The platform is simple: Oppose manipulators who are trying to convince us that the things we witness for ourselves and the basic truths of human life are not to be trusted.
For example: A Nazi tattoo is a permanent disqualifier for holding public office. Forever. Whatever the circumstances were at the time. If your judgment is that bad, good for you if you clean it up. But go do something else with your life.
Donald Trump supporters live in a gaslit world
President Donald Trump and his sycophants deserve their own special category here. First, stop acting like he’s politically popular (he’s not) and pretending that the wishes of the MAGA base represent a broad swath of the American electorate (they don’t). Democrats tried this with Barack Obama, and that’s, in part, how they got Trump.
Don’t tell us that Trump cares so deeply for struggling American families. He surely does, at some level. But there is no concern he won’t immediately jettison in service to the cause most dear to his heart: Donald Trump. His narcissism, his need for revenge and his desire to deflect blame inform every decision.
How many times is the man going to step in front of a microphone and tell people that some relatively small-ball concern, like the misnamed SAVE America Act, is more important than Americans’ struggles to afford food and housing?

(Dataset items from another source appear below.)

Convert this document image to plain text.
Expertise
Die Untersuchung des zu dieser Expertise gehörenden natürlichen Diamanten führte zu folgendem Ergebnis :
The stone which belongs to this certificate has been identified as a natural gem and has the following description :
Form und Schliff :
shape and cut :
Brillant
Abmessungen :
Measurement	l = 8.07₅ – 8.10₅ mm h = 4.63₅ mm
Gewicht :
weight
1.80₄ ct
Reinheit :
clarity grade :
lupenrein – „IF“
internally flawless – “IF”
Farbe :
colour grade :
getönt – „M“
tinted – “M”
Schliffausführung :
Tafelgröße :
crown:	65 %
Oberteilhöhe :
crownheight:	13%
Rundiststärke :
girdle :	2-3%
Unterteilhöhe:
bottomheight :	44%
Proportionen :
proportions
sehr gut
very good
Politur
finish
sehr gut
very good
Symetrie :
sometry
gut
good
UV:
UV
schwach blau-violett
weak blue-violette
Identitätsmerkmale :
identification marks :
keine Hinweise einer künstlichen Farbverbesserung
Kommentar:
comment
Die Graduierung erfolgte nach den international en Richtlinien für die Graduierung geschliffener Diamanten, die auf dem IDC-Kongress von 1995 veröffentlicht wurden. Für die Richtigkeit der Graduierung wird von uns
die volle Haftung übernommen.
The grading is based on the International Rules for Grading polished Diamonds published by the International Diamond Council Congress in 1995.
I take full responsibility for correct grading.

How many fellow Republicans will he throw under the bus for insufficient loyalty, even if it threatens his party’s power?
Despite all this, leftists hold a gaslighting edge, simply because so much of what they believe is antithetical to human nature and experience — on economics, gender, language and so much more. But they really shine on politics.
The entire Democratic Party apparatus spent years trying to persuade people that the obvious stumbling and incoherence from President Joe Biden, growing worse each day on live TV, wasn’t real. Then, when it appeared in a live debate, elected Democrats, media remora and party poobahs acted as if they’d never said the man was vibrant, healthy, sharper than anyone else in the room.
Keep track of the people who do this sort of thing. And when they pop up again, never listen to a word they say.
Democrats, Republicans are gaslighting mirrors on issues
On many issues, there’s a Democrat-Republican mirror image problem. How about if presidents stop telling us how great the economy is all the time? It’s a tremendously complex subject, but for most people, what matters is wages and prices, not monthly job creation or the stock market. Stop telling people their grocery and energy bills aren’t what they see in plain numbers in front of them.
On immigration, don’t pretend that rapid, extensive changes in the population have no effect on our economy or culture. But don’t tell us, either, that a tiny group is within a hair of taking over and imposing its dark will on the rest of us.
In Texas, how about not telling us that Ken Paxton is a great conservative warrior when he abuses his office and uses government power to try to control the private sector? Maybe don’t try to convince us that James Talarico’s weird embrace of the far reaches of progressivism don’t matter to whether he should hold statewide office.
And for the sake of our children, stop telling us everything would be fine in Texas schools if we just spent more money and state leaders got out of the way? The U.S. has known it has an education crisis on its hands for 50 years; billions upon billions of dollars later, the kids still can’t read.
That’s just a fraction of the distorted discourse that is making governing nearly impossible. Anti-Gaslighters could find similar misrepresentations on taxes, election fraud/voter suppression, gender, Israel and so much more.
It’s enough to build an entire platform — not to win an election but maybe, just maybe, to start to stem the tide of obvious bovine excrement our leaders insult us with every day. Let’s not wait for another Graham Platner to force the issue.